Algemeen

Inleiding en samenvatting

1.1 Inleiding en samenvatting

Met deze voorjaarsrapportage informeert het college de raad over de financiële stand van zaken van de plannen uit de programmabegroting 2023 en hoe de gemeente er financieel voor staat. Deze rapportage gaat over de eerste 4 maanden van het jaar met een doorkijk naar het einde van het jaar en biedt de mogelijkheid, daar waar dat nodig is, bij te sturen.

SAMENVATTING
De begroting 2023 wordt in deze voorjaarsrapportage met 4,99 miljoen euro voordelig bijgesteld. Dit bedrag is opgebouwd uit het saldo van het onderdeel verzamelbesluit/ financiële rechtmatigheid (1,26 miljoen euro voordelig) en het onderdeel financiële bijstellingen (3,73 miljoen euro voordelig).

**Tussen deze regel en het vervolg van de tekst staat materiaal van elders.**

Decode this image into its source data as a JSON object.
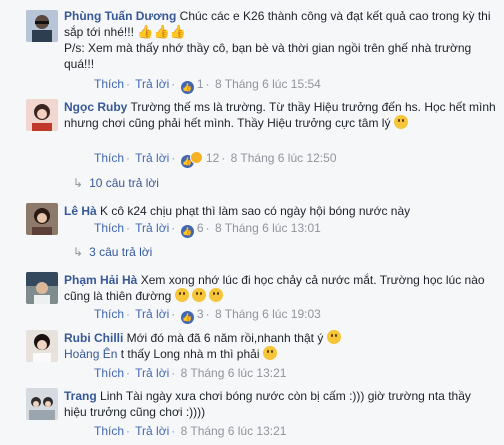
{
  "comments": [
    {
      "name": "Phùng Tuấn Dương",
      "text": "Chúc các e K26 thành công và đạt kết quả cao trong kỳ thi sắp tới nhé!!!",
      "text2": "P/s: Xem mà thấy nhớ thầy cô, bạn bè và thời gian ngồi trên ghế nhà trường quá!!!",
      "like": "Thích",
      "reply": "Trả lời",
      "reactions": "1",
      "time": "8 Tháng 6 lúc 15:54"
    },
    {
      "name": "Ngọc Ruby",
      "text": "Trường thế ms là trường. Từ thầy Hiệu trưởng đến hs. Học hết mình nhưng chơi cũng phải hết mình. Thầy Hiệu trưởng cực tâm lý",
      "like": "Thích",
      "reply": "Trả lời",
      "reactions": "12",
      "time": "8 Tháng 6 lúc 12:50",
      "replies": "10 câu trả lời"
    },
    {
      "name": "Lê Hà",
      "text": "K cô k24 chịu phạt thì làm sao có ngày hội bóng nước này",
      "like": "Thích",
      "reply": "Trả lời",
      "reactions": "6",
      "time": "8 Tháng 6 lúc 13:01",
      "replies": "3 câu trả lời"
    },
    {
      "name": "Phạm Hải Hà",
      "text": "Xem xong nhớ lúc đi học chảy cả nước mắt. Trường học lúc nào cũng là thiên đường",
      "like": "Thích",
      "reply": "Trả lời",
      "reactions": "3",
      "time": "8 Tháng 6 lúc 19:03"
    },
    {
      "name": "Rubi Chilli",
      "text": "Mới đó mà đã 6 năm rồi,nhanh thật ý",
      "mention": "Hoàng Ên",
      "text2": "t thấy Long nhà m thì phải",
      "like": "Thích",
      "reply": "Trả lời",
      "time": "8 Tháng 6 lúc 13:21"
    },
    {
      "name": "Trang",
      "text": "Linh Tài ngày xưa chơi bóng nước còn bị cấm :))) giờ trường nta thầy hiệu trưởng cũng chơi :))))",
      "like": "Thích",
      "reply": "Trả lời",
      "time": "8 Tháng 6 lúc 13:21"
    }
  ],
  "colors": {
    "link": "#365899",
    "meta": "#90949c",
    "accent": "#4267b2"
  }
}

Het begrotingssaldo 2023 na vaststelling van de voorjaarsrapportage komt uit op 5,1 miljoen euro voordelig.

Hieronder volgt een opsomming van de belangrijkste bijstellingen met een effect op het begrotingssaldo.

Voordelen

  • Dividendopbrengsten Twence en Bank Nederlandse Gemeenten (1,93 miljoen euro incidenteel)

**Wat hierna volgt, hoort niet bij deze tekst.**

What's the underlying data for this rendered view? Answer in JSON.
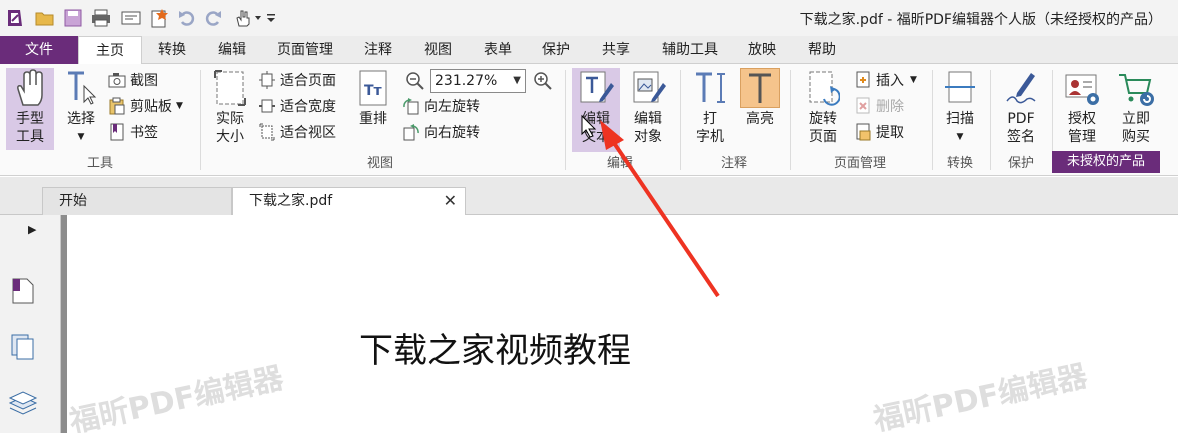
{
  "window": {
    "title": "下载之家.pdf - 福昕PDF编辑器个人版（未经授权的产品）"
  },
  "quick_access": {
    "icons": [
      "app-logo-icon",
      "open-folder-icon",
      "save-icon",
      "print-icon",
      "scan-icon",
      "new-icon",
      "undo-icon",
      "redo-icon",
      "hand-tool-icon",
      "customize-icon"
    ]
  },
  "menu": {
    "tabs": [
      "文件",
      "主页",
      "转换",
      "编辑",
      "页面管理",
      "注释",
      "视图",
      "表单",
      "保护",
      "共享",
      "辅助工具",
      "放映",
      "帮助"
    ],
    "active": "主页"
  },
  "ribbon": {
    "tools": {
      "label": "工具",
      "hand": "手型\n工具",
      "select": "选择",
      "screenshot": "截图",
      "clipboard": "剪贴板",
      "bookmark": "书签"
    },
    "view": {
      "label": "视图",
      "actual_size": "实际\n大小",
      "fit_page": "适合页面",
      "fit_width": "适合宽度",
      "fit_visible": "适合视区",
      "reflow": "重排",
      "zoom_value": "231.27%",
      "rotate_left": "向左旋转",
      "rotate_right": "向右旋转"
    },
    "edit": {
      "label": "编辑",
      "edit_text": "编辑\n文本",
      "edit_object": "编辑\n对象"
    },
    "comment": {
      "label": "注释",
      "typewriter": "打\n字机",
      "highlight": "高亮"
    },
    "pages": {
      "label": "页面管理",
      "rotate_page": "旋转\n页面",
      "insert": "插入",
      "delete": "删除",
      "extract": "提取"
    },
    "convert": {
      "label": "转换",
      "scan": "扫描"
    },
    "protect": {
      "label": "保护",
      "pdf_sign": "PDF\n签名"
    },
    "unlicensed": {
      "label": "未授权的产品",
      "license_manage": "授权\n管理",
      "buy_now": "立即\n购买"
    }
  },
  "doc_tabs": [
    {
      "label": "开始"
    },
    {
      "label": "下载之家.pdf"
    }
  ],
  "document": {
    "heading": "下载之家视频教程",
    "watermark": "福昕PDF编辑器"
  },
  "colors": {
    "brand_purple": "#6a2c7a",
    "highlight_orange": "#f5c48c",
    "active_button": "#d9c9e6",
    "arrow_red": "#ee3322"
  }
}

Op basis van de bedrijfsresultaten over 2022 wordt er meer dividend uitgekeerd dan in de primaire begroting 2023 was geraamd.

  • BUIG-budget (1,74 miljoen euro incidenteel)

Als gevolg van de verhoging van het wettelijk minimumloon en een stijging in het aantal bijstandsdossiers nemen de lasten toe. Hier staat tegenover dat het nader-voorlopig BUIG-budget van het Rijk hoger uitvalt dan geraamd in de primaire begroting. Daarnaast verwachten wij een verhoging van het BUIG-budget van 3,98 miljoen euro. Het Rijk heeft bij de bekendmaking van het nader-voorlopig budget aangegeven dat nog geen rekening gehouden is met de prijsstijging van de bijstandsuitkering. De correctie hiervan (naar verwachting 3,98 miljoen euro) wordt verwerkt in het definitieve BUIG-budget dat in september 2023 door het Rijk wordt vastgesteld

  • Verkoop panden en gronden (1,59 miljoen euro incidenteel)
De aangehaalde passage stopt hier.